As a part of the Private Placement, the Company issued a warrant (the “Warrant”) to the purchaser of the Note giving it the right to purchase up to an aggregate of 262,295 shares of the Company’s common stock at an exercise price of $7.32 per share.

 

The Company issued a warrant exercisable to purchase 100,000 shares of its common stock at a price of $10.00 per share along with its March 2014 Note (the “March 2014 Warrant”). In connection with the Private Placement, the Company and the purchaser agreed to increase the number of shares to be issued upon exercise of the March 2014 Warrant to 136,621 and reduce the exercise price thereof to $7.32 per share.

 

The Holder has no right to convert the Note or exercise the Warrant to the extent that such conversion or exercise would result in the Holder being the beneficial owner in excess of 4.99% of the Company’s common stock. In addition, the Holder has no right to convert the Note or the March 2014 Note or exercise the Warrant or the March 2014 Warrant if the issuance of the shares of common stock upon such conversion or exercise would exceed the aggregate number of shares of the Company’s common stock that the Company may issue upon conversion of the Note or the March 2014 Note and exercise of the Warrant or the March 2014 Warrant without breaching the Company’s obligations under Nasdaq listing rules (the “Exchange Cap”). For these purposes the Exchange Cap limit applicable to such conversions or exercises of the Note, March 2104 Note, Warrant and March 2104 Warrant will be computed based on the number of shares the Company had issued and outstanding when it issued the March 2014 Note and March 2014 Warrant. The Exchange Cap limitation does not apply if the Company’s shareholders approve issuances above the Exchange Cap.

 

Copies of the Note and Warrant issued at the closing are attached Exhibits 10.61 and 10.62, respectively, to this Form 8-K and are incorporated by reference herein.
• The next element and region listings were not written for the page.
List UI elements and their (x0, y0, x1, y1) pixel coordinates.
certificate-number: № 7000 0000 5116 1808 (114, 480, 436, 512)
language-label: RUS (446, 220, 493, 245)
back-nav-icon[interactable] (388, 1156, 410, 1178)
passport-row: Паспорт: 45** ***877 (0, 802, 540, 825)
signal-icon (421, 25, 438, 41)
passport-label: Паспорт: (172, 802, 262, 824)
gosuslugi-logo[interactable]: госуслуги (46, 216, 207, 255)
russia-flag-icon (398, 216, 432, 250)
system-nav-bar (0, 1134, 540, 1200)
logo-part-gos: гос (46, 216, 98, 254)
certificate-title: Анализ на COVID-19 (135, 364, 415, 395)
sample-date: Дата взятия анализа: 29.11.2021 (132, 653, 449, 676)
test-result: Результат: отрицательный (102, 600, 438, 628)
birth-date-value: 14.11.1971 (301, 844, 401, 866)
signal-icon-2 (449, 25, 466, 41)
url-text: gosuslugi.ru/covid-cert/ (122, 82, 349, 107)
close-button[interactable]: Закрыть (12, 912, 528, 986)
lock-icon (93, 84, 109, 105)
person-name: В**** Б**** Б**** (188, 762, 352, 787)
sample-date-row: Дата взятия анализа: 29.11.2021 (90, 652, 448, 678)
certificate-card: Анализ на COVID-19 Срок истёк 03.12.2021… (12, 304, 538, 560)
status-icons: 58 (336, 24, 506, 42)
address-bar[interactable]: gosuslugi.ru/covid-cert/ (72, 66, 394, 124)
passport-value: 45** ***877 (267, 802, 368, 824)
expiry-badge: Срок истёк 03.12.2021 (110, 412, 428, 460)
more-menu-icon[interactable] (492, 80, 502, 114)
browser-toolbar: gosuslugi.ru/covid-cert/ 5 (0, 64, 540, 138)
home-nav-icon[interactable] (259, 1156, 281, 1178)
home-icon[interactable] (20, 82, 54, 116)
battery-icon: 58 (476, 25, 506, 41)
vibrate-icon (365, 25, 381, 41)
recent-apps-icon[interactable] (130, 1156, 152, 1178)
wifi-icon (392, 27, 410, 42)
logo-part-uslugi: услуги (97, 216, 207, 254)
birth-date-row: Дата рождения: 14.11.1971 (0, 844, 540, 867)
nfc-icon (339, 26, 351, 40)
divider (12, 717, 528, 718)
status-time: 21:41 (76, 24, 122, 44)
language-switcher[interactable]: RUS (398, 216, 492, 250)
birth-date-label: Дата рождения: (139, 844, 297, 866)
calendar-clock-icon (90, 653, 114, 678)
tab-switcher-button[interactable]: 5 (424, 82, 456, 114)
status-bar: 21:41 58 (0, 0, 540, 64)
New copies of the Note and Warrant issued at closing are attached as exhibits to this Report because they include additional provisions relating to the Nasdaq Share Cap that were not in the forms of such documents filed as Exhibits 10. 51 and 10.52, respectively, with the Company’s Current Report on Form 8-K filed on August 27, 2014.

 

Item 2.03 Creation of a Direct Financial Obligation or an Obligation under an Off-Balance Sheet Arrangement of a Registrant.

 

The information included in Item 1.01 of this Form 8-K is hereby incorporated by reference into this Item 2.03.

 

Item 3.02. Unregistered Sales of Equity Securities.

 

The information included in Item 1.01 of this Form 8-K is hereby incorporated by reference into this Item 3.02.

 

Item 9.01. Financial Statements and Exhibits.

 

See the Exhibit Index set forth below for a list of exhibits included with this Form 8-K.

 

 
 

  

SIGNATURE

 

Pursuant to the requirements of the Securities Exchange Act of 1934, the registrant has duly caused this report to be signed on its behalf by the undersigned hereunto duly authorized.

 

  DIGITAL ALLY, INC.
   
  By: /s/ Stanton E. Ross
    Stanton E. Ross
    Chief Executive Officer
     
Date: August 29, 2014    

 

 
 

  

EXHIBIT INDEX

 

Exhibit
Number
  Description
     
10.61   Senior Secured Convertible Note.
     
10.62   Warrant to Purchase Common Stock.